Les Dipneustes sont des poissons osseux (Ostéichthyens) des fleuves et marécages tropicaux ou équatoriaux. Ils sont caractérisés par un grand nombre de spécialisations très poussées (plaques dentaires sur les mâchoires, etc.), mais ils partagent avec les vertébrés terrestres (Tétrapodes) plusieurs caractères (poumons, narines internes, autostylie, structure du cœur) dont la nature a longtemps été discutée. Comme les Tétrapodes, les Dipneustes utilisent pour respirer beaucoup plus leurs poumons que leurs branchies (qui peuvent même être absentes).

Il n’existe aujourd’hui que trois genres de Dipneustes: Neoceratodus (Australie), Protopterus (Afrique centrale) et Lepidosiren (Amazonie), ne comptant chacun que quelques espèces (fig. 1). En revanche, les Dipneustes furent très abondants dans les eaux douces au Mésozoïque, voire en milieu marin au Dévonien.

Caractéristiques des Dipneustes

Le corps des Dipneustes, très allongé (fig. 1), est recouvert par des écailles dérivées de celles des Sarcoptérygiens généralisés; il se termine par une nageoire caudale symétrique. Les nageoires pectorales et pelviennes, allongées ou formant palette, soutenues par un squelette entièrement cartilagineux, comportent un axe médian articulé sur lequel s’insèrent symétriquement des rayons eux aussi composés de plusieurs articles (fig. 2).

D’une façon générale, le squelette des Dipneustes actuels est en grande partie cartilagineux (phénomène de régression).

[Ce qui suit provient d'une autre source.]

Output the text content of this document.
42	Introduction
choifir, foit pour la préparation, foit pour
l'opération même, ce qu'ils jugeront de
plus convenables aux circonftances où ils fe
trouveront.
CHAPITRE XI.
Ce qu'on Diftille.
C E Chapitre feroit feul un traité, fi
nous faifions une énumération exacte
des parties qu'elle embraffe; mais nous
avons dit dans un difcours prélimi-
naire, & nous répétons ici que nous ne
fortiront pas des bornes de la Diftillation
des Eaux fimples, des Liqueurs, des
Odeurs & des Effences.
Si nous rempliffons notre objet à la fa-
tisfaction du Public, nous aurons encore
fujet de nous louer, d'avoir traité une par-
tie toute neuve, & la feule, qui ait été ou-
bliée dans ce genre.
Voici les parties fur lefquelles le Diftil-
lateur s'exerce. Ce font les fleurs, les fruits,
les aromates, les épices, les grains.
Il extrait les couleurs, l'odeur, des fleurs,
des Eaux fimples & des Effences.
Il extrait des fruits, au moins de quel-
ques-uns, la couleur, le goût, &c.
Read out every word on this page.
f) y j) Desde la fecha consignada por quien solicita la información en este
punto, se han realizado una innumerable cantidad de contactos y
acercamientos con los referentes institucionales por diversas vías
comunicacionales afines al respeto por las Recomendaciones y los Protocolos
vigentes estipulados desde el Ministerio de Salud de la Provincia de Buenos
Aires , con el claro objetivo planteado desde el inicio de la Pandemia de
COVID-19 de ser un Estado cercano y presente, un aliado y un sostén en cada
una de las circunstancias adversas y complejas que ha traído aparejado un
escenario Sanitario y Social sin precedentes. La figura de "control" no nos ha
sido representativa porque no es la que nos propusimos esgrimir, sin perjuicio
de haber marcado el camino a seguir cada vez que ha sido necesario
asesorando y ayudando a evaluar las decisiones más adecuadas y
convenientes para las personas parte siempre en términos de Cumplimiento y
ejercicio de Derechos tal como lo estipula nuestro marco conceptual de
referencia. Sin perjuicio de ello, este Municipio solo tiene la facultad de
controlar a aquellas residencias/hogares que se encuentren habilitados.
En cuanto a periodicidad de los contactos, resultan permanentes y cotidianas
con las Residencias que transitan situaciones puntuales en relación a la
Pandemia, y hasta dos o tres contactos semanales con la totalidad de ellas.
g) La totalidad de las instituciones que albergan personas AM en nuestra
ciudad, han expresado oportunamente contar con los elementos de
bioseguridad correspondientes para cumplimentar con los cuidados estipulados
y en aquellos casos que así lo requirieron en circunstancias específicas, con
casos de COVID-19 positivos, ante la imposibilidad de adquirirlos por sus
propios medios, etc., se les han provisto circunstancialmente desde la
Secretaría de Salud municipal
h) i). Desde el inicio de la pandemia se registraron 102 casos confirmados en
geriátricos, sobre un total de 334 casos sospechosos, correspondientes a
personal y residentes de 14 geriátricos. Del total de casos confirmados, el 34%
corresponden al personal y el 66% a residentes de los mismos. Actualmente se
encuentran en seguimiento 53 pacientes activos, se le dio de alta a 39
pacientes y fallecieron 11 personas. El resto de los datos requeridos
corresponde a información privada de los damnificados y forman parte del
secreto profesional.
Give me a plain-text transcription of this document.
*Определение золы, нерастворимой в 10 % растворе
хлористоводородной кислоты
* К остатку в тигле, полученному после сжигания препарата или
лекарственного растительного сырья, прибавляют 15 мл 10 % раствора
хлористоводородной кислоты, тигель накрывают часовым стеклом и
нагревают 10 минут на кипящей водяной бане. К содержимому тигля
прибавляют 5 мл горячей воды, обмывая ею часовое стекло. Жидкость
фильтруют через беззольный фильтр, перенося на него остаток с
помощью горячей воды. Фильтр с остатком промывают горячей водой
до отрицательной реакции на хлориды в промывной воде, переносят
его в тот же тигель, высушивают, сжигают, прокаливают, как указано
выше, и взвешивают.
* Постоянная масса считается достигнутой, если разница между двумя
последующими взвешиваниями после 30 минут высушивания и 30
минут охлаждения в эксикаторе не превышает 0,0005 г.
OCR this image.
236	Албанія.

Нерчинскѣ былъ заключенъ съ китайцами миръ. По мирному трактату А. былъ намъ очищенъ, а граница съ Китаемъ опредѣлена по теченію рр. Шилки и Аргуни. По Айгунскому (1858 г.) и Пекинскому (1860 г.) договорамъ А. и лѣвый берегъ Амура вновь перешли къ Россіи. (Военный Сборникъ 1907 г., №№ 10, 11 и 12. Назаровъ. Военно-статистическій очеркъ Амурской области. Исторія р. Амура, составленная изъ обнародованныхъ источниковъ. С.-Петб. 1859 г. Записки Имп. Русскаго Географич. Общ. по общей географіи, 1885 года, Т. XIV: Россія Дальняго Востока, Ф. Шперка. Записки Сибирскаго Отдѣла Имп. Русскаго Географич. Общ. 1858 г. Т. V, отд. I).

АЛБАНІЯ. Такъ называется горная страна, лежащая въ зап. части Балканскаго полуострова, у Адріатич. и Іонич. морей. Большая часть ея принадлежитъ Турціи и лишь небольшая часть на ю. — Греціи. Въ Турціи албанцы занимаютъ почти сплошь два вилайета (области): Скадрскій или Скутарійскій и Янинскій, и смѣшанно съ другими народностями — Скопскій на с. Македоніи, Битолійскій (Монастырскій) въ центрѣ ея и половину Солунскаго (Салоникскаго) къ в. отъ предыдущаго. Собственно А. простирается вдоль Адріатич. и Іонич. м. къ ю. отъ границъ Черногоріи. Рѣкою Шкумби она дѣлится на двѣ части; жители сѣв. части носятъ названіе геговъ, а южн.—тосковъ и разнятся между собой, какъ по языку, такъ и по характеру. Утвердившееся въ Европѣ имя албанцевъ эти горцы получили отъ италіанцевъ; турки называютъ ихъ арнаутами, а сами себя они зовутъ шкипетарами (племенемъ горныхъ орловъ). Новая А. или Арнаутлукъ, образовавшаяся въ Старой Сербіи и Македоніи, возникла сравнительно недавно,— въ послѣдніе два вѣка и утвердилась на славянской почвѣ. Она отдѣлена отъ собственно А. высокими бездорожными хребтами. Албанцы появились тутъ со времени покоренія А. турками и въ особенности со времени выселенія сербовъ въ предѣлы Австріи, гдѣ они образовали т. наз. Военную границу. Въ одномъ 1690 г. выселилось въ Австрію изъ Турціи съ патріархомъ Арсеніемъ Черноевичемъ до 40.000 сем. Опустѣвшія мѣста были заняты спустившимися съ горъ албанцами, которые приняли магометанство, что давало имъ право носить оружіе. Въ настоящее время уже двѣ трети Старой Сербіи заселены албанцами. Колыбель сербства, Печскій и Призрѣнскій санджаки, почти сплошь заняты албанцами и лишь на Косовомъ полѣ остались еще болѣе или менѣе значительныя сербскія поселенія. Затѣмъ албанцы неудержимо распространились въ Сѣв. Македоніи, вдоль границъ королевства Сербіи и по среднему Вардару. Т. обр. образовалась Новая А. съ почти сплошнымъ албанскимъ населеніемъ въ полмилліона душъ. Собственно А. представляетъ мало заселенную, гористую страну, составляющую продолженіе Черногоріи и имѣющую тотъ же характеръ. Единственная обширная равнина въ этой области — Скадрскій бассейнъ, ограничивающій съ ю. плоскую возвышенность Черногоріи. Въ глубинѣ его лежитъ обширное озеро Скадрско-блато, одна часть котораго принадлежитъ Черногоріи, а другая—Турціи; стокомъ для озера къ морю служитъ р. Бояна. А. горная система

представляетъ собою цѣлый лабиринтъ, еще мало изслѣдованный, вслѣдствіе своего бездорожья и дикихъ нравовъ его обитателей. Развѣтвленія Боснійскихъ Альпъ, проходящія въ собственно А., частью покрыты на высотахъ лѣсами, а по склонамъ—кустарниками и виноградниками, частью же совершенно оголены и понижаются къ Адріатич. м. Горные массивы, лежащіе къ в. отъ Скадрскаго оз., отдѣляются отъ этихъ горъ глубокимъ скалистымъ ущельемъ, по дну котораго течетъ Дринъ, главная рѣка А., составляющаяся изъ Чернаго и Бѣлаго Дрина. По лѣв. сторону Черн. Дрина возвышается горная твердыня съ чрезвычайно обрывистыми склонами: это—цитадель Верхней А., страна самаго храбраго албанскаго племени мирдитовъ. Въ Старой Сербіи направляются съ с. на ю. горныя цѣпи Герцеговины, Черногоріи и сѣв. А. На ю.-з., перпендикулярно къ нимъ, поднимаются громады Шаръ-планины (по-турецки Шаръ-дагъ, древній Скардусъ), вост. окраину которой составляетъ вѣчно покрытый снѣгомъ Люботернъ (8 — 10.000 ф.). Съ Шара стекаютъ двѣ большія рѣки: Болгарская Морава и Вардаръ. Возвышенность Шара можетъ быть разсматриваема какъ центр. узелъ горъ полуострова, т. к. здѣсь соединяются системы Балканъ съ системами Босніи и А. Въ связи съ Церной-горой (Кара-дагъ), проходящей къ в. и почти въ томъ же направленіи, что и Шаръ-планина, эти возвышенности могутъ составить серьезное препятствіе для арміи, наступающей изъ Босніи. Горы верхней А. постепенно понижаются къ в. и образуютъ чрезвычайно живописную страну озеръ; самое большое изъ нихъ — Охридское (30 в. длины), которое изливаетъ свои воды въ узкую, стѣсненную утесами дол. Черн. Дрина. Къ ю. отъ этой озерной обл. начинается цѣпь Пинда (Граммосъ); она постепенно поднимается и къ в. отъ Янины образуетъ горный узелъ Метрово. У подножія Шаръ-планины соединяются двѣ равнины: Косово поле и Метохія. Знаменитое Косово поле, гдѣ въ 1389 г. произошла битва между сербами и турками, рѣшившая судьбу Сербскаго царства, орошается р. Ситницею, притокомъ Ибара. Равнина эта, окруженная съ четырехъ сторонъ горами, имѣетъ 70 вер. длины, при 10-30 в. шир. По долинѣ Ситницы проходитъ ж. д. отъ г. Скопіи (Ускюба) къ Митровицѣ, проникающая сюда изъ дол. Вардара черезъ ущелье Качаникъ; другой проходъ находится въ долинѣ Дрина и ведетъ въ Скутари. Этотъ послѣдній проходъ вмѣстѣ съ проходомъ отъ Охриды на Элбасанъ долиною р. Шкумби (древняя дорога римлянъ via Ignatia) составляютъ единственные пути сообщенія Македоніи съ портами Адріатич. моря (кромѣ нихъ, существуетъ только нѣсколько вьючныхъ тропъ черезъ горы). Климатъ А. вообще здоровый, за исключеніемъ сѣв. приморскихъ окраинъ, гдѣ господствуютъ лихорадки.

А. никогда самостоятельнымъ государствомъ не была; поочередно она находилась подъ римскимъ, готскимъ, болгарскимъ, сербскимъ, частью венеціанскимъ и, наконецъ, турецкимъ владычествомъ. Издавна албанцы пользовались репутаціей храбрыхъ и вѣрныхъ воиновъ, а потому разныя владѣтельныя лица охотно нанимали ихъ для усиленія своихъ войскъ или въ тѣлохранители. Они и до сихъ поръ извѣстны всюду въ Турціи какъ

En particulier, toute la boîte crânienne (endocrâne) est cartilagineuse, alors qu’elle était totalement ossifiée chez les formes fossiles les plus anciennes (Dipterus du Dévonien). Le toit crânien est composé d’un nombre d’os dermiques, réduit par rapport à celui qui existait chez les fossiles. Il est difficile de dire si, au cours de l’évolution, les os crâniens des Dipneustes actuels se sont formés par la fusion de plusieurs os hérités ou bien s’il y a eu purement et simplement disparition de certains territoires osseux.

En plus des narines externes, antérieures, qui font communiquer les sacs olfactifs avec l’extérieur, il existe des narines internes, postérieures, qui s’ouvrent dans le plafond de la cavité buccale (fig. 3). Ce plafond porte des plaques dentaires suppléant à l’absence de véritables dents péri-buccales, absence corrélative de celle des os maxillaires et prémaxillaires.

L’ensemble de la mâchoire supérieure (palais) est complètement soudé à la boîte crânienne, comme chez les Vertébrés Tétrapodes (suspension autostylique).

Les deux poumons, dont l’intérieur est tapissé par une mince couche tissulaire assurant facilement les échanges gazeux entre l’air et le sang, possèdent de nombreux alvéoles qui augmentent la surface respiratoire. Deux artères pulmonaires amènent le sang réduit aux poumons, et deux veines pulmonaires conduisent le sang oxygéné au cœur. Ce dernier est assez différent du cœur des poissons en général. En effet, le ventricule est incomplètement cloisonné en deux moitiés droite et gauche, tandis que l’atrium l’est complètement de telle sorte qu’il existe deux oreillettes (droite et gauche). Ainsi, le sang oxygéné arrive dans la cavité atriale gauche, comme chez les Vertébrés terrestres. L’absence d’étude physiologique ne permet pas de dire avec suffisamment de précisions comment circulent les flux sanguins (réduit et hématosé) à la sortie du cœur.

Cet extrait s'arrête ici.